- Interactive map of La Cantina

Restaurant information
- Established: 1967
- Food type: Italian cuisine
- Location: 19, Eulji-ro, Jung District, Seoul, South Korea
- Coordinates: 37°33′59″N 126°58′48″E﻿ / ﻿37.5663°N 126.9799°E

Seoul Future Heritage
- Reference no.: 2013-084

= La Cantina =

Italian restaurant in Seoul, South Korea

La Cantina is a historic Italian restaurant in Jung District, Seoul, South Korea. It is the oldest still-operating Italian restaurant in South Korea, having been founded in 1967. The restaurant was designated a Seoul Future Heritage site by the Seoul Metropolitan Government.
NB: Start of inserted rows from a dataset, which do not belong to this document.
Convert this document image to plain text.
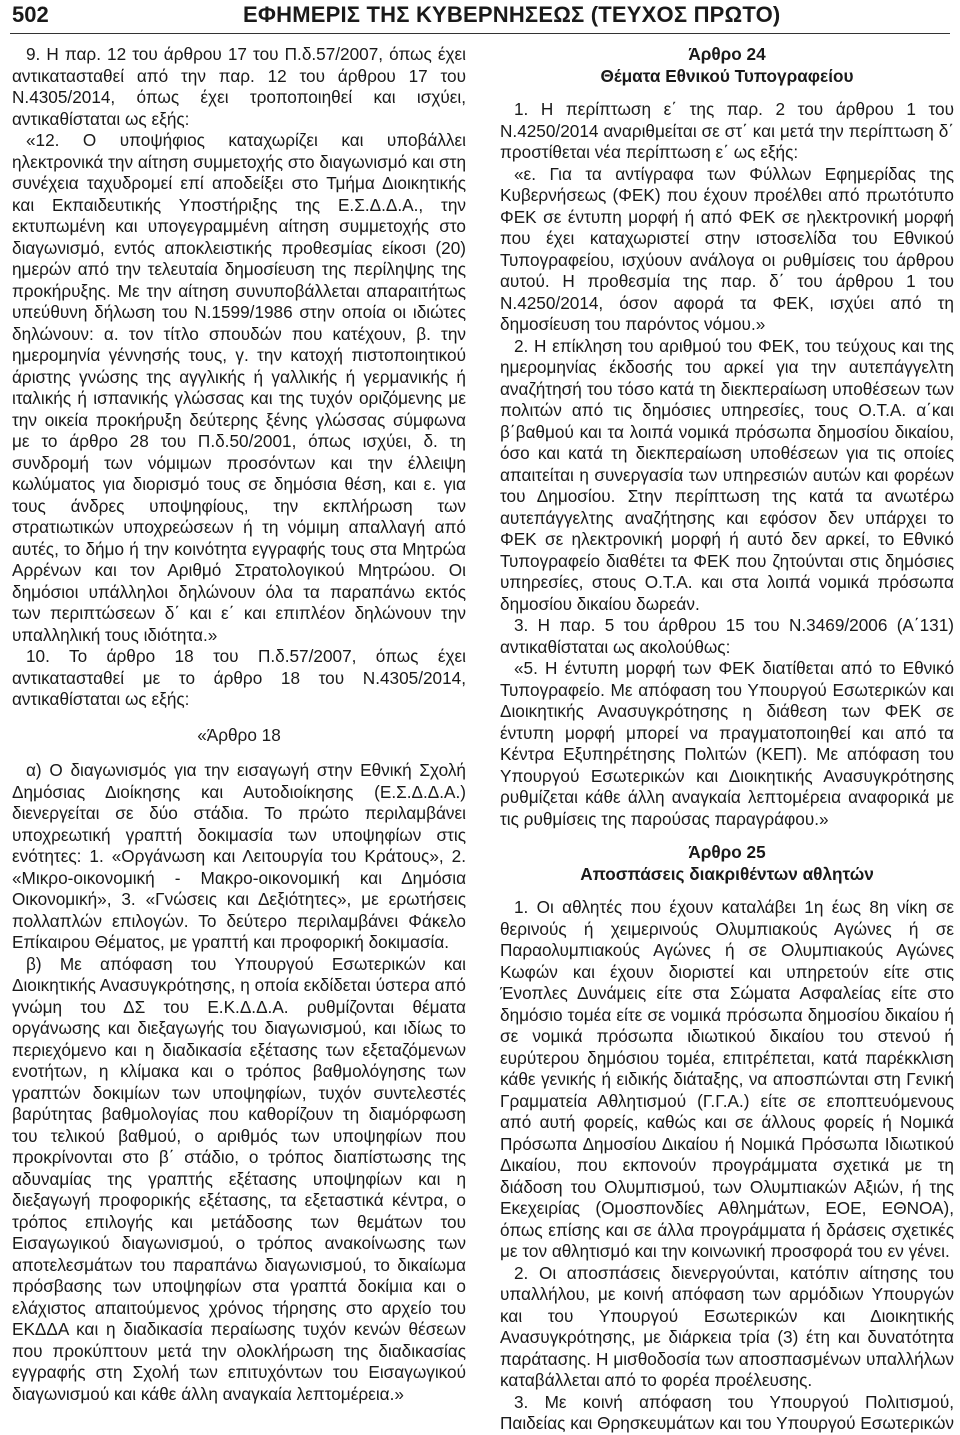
502	ΕΦΗΜΕΡΙΣ ΤΗΣ ΚΥΒΕΡΝΗΣΕΩΣ (ΤΕΥΧΟΣ ΠΡΩΤΟ)

9. Η παρ. 12 του άρθρου 17 του Π.δ.57/2007, όπως έχει αντικατασταθεί από την παρ. 12 του άρθρου 17 του Ν.4305/2014, όπως έχει τροποποιηθεί και ισχύει, αντικαθίσταται ως εξής:

«12. Ο υποψήφιος καταχωρίζει και υποβάλλει ηλεκτρονικά την αίτηση συμμετοχής στο διαγωνισμό και στη συνέχεια ταχυδρομεί επί αποδείξει στο Τμήμα Διοικητικής και Εκπαιδευτικής Υποστήριξης της Ε.Σ.Δ.Δ.Α., την εκτυπωμένη και υπογεγραμμένη αίτηση συμμετοχής στο διαγωνισμό, εντός αποκλειστικής προθεσμίας είκοσι (20) ημερών από την τελευταία δημοσίευση της περίληψης της προκήρυξης. Με την αίτηση συνυποβάλλεται απαραιτήτως υπεύθυνη δήλωση του Ν.1599/1986 στην οποία οι ιδιώτες δηλώνουν: α. τον τίτλο σπουδών που κατέχουν, β. την ημερομηνία γέννησής τους, γ. την κατοχή πιστοποιητικού άριστης γνώσης της αγγλικής ή γαλλικής ή γερμανικής ή ιταλικής ή ισπανικής γλώσσας και της τυχόν οριζόμενης με την οικεία προκήρυξη δεύτερης ξένης γλώσσας σύμφωνα με το άρθρο 28 του Π.δ.50/2001, όπως ισχύει, δ. τη συνδρομή των νόμιμων προσόντων και την έλλειψη κωλύματος για διορισμό τους σε δημόσια θέση, και ε. για τους άνδρες υποψηφίους, την εκπλήρωση των στρατιωτικών υποχρεώσεων ή τη νόμιμη απαλλαγή από αυτές, το δήμο ή την κοινότητα εγγραφής τους στα Μητρώα Αρρένων και τον Αριθμό Στρατολογικού Μητρώου. Οι δημόσιοι υπάλληλοι δηλώνουν όλα τα παραπάνω εκτός των περιπτώσεων δ΄ και ε΄ και επιπλέον δηλώνουν την υπαλληλική τους ιδιότητα.»

10. Το άρθρο 18 του Π.δ.57/2007, όπως έχει αντικατασταθεί με το άρθρο 18 του Ν.4305/2014, αντικαθίσταται ως εξής:

«Άρθρο 18

α) Ο διαγωνισμός για την εισαγωγή στην Εθνική Σχολή Δημόσιας Διοίκησης και Αυτοδιοίκησης (Ε.Σ.Δ.Δ.Α.) διενεργείται σε δύο στάδια. Το πρώτο περιλαμβάνει υποχρεωτική γραπτή δοκιμασία των υποψηφίων στις ενότητες: 1. «Οργάνωση και Λειτουργία του Κράτους», 2. «Μικρο-οικονομική - Μακρο-οικονομική και Δημόσια Οικονομική», 3. «Γνώσεις και Δεξιότητες», με ερωτήσεις πολλαπλών επιλογών. Το δεύτερο περιλαμβάνει Φάκελο Επίκαιρου Θέματος, με γραπτή και προφορική δοκιμασία.

β) Με απόφαση του Υπουργού Εσωτερικών και Διοικητικής Ανασυγκρότησης, η οποία εκδίδεται ύστερα από γνώμη του ΔΣ του Ε.Κ.Δ.Δ.Α. ρυθμίζονται θέματα οργάνωσης και διεξαγωγής του διαγωνισμού, και ιδίως το περιεχόμενο και η διαδικασία εξέτασης των εξεταζόμενων ενοτήτων, η κλίμακα και ο τρόπος βαθμολόγησης των γραπτών δοκιμίων των υποψηφίων, τυχόν συντελεστές βαρύτητας βαθμολογίας που καθορίζουν τη διαμόρφωση του τελικού βαθμού, ο αριθμός των υποψηφίων που προκρίνονται στο β΄ στάδιο, ο τρόπος διαπίστωσης της αδυναμίας της γραπτής εξέτασης υποψηφίων και η διεξαγωγή προφορικής εξέτασης, τα εξεταστικά κέντρα, ο τρόπος επιλογής και μετάδοσης των θεμάτων του Εισαγωγικού διαγωνισμού, ο τρόπος ανακοίνωσης των αποτελεσμάτων του παραπάνω διαγωνισμού, το δικαίωμα πρόσβασης των υποψηφίων στα γραπτά δοκίμια και ο ελάχιστος απαιτούμενος χρόνος τήρησης στο αρχείο του ΕΚΔΔΑ και η διαδικασία περαίωσης τυχόν κενών θέσεων που προκύπτουν μετά την ολοκλήρωση της διαδικασίας εγγραφής στη Σχολή των επιτυχόντων του Εισαγωγικού διαγωνισμού και κάθε άλλη αναγκαία λεπτομέρεια.»

Άρθρο 24

Θέματα Εθνικού Τυπογραφείου

1. Η περίπτωση ε΄ της παρ. 2 του άρθρου 1 του Ν.4250/2014 αναριθμείται σε στ΄ και μετά την περίπτωση δ΄ προστίθεται νέα περίπτωση ε΄ ως εξής:

«ε. Για τα αντίγραφα των Φύλλων Εφημερίδας της Κυβερνήσεως (ΦΕΚ) που έχουν προέλθει από πρωτότυπο ΦΕΚ σε έντυπη μορφή ή από ΦΕΚ σε ηλεκτρονική μορφή που έχει καταχωριστεί στην ιστοσελίδα του Εθνικού Τυπογραφείου, ισχύουν ανάλογα οι ρυθμίσεις του άρθρου αυτού. Η προθεσμία της παρ. δ΄ του άρθρου 1 του Ν.4250/2014, όσον αφορά τα ΦΕΚ, ισχύει από τη δημοσίευση του παρόντος νόμου.»

2. Η επίκληση του αριθμού του ΦΕΚ, του τεύχους και της ημερομηνίας έκδοσής του αρκεί για την αυτεπάγγελτη αναζήτησή του τόσο κατά τη διεκπεραίωση υποθέσεων των πολιτών από τις δημόσιες υπηρεσίες, τους Ο.Τ.Α. α΄και β΄βαθμού και τα λοιπά νομικά πρόσωπα δημοσίου δικαίου, όσο και κατά τη διεκπεραίωση υποθέσεων για τις οποίες απαιτείται η συνεργασία των υπηρεσιών αυτών και φορέων του Δημοσίου. Στην περίπτωση της κατά τα ανωτέρω αυτεπάγγελτης αναζήτησης και εφόσον δεν υπάρχει το ΦΕΚ σε ηλεκτρονική μορφή ή αυτό δεν αρκεί, το Εθνικό Τυπογραφείο διαθέτει τα ΦΕΚ που ζητούνται στις δημόσιες υπηρεσίες, στους Ο.Τ.Α. και στα λοιπά νομικά πρόσωπα δημοσίου δικαίου δωρεάν.

3. Η παρ. 5 του άρθρου 15 του Ν.3469/2006 (Α΄131) αντικαθίσταται ως ακολούθως:

«5. Η έντυπη μορφή των ΦΕΚ διατίθεται από το Εθνικό Τυπογραφείο. Με απόφαση του Υπουργού Εσωτερικών και Διοικητικής Ανασυγκρότησης η διάθεση των ΦΕΚ σε έντυπη μορφή μπορεί να πραγματοποιηθεί και από τα Κέντρα Εξυπηρέτησης Πολιτών (ΚΕΠ). Με απόφαση του Υπουργού Εσωτερικών και Διοικητικής Ανασυγκρότησης ρυθμίζεται κάθε άλλη αναγκαία λεπτομέρεια αναφορικά με τις ρυθμίσεις της παρούσας παραγράφου.»

Άρθρο 25

Αποσπάσεις διακριθέντων αθλητών

1. Οι αθλητές που έχουν καταλάβει 1η έως 8η νίκη σε θερινούς ή χειμερινούς Ολυμπιακούς Αγώνες ή σε Παραολυμπιακούς Αγώνες ή σε Ολυμπιακούς Αγώνες Κωφών και έχουν διοριστεί και υπηρετούν είτε στις Ένοπλες Δυνάμεις είτε στα Σώματα Ασφαλείας είτε στο δημόσιο τομέα είτε σε νομικά πρόσωπα δημοσίου δικαίου ή σε νομικά πρόσωπα ιδιωτικού δικαίου του στενού ή ευρύτερου δημόσιου τομέα, επιτρέπεται, κατά παρέκκλιση κάθε γενικής ή ειδικής διάταξης, να αποσπώνται στη Γενική Γραμματεία Αθλητισμού (Γ.Γ.Α.) είτε σε εποπτευόμενους από αυτή φορείς, καθώς και σε άλλους φορείς ή Νομικά Πρόσωπα Δημοσίου Δικαίου ή Νομικά Πρόσωπα Ιδιωτικού Δικαίου, που εκπονούν προγράμματα σχετικά με τη διάδοση του Ολυμπισμού, των Ολυμπιακών Αξιών, ή της Εκεχειρίας (Ομοσπονδίες Αθλημάτων, ΕΟΕ, ΕΘΝΟΑ), όπως επίσης και σε άλλα προγράμματα ή δράσεις σχετικές με τον αθλητισμό και την κοινωνική προσφορά του εν γένει.

2. Οι αποσπάσεις διενεργούνται, κατόπιν αίτησης του υπαλλήλου, με κοινή απόφαση των αρμόδιων Υπουργών και του Υπουργού Εσωτερικών και Διοικητικής Ανασυγκρότησης, με διάρκεια τρία (3) έτη και δυνατότητα παράτασης. Η μισθοδοσία των αποσπασμένων υπαλλήλων καταβάλλεται από το φορέα προέλευσης.

3. Με κοινή απόφαση του Υπουργού Πολιτισμού, Παιδείας και Θρησκευμάτων και του Υπουργού Εσωτερικών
The business was founded by Lee Jae-du. It has remained in the same location since its founding; its interior decoration has reportedly remained much the same since its founding. Initially, because Italian food ingredients were so uncommon in Seoul around the time of the restaurant's founding, it had to substitute ingredients that it could not find otherwise. For example, it reportedly used noodles similar to that of the Korean noodle dish kal-guksu in place of the Italian noodles linguine; eventually the restaurant made the food more authentic. In 1982, Lee's son Tae-hoon inherited the business; Tae-hoon fully took over operations after his father died in 2013. The restaurant had a branch in Gangnam District that closed in 1998, amidst the 1997 Asian financial crisis. In 2016, it was reported that the restaurant's employees were mostly long-time staff; the average age of the workers was in the 50s, and the youngest worker was in their mid-40s.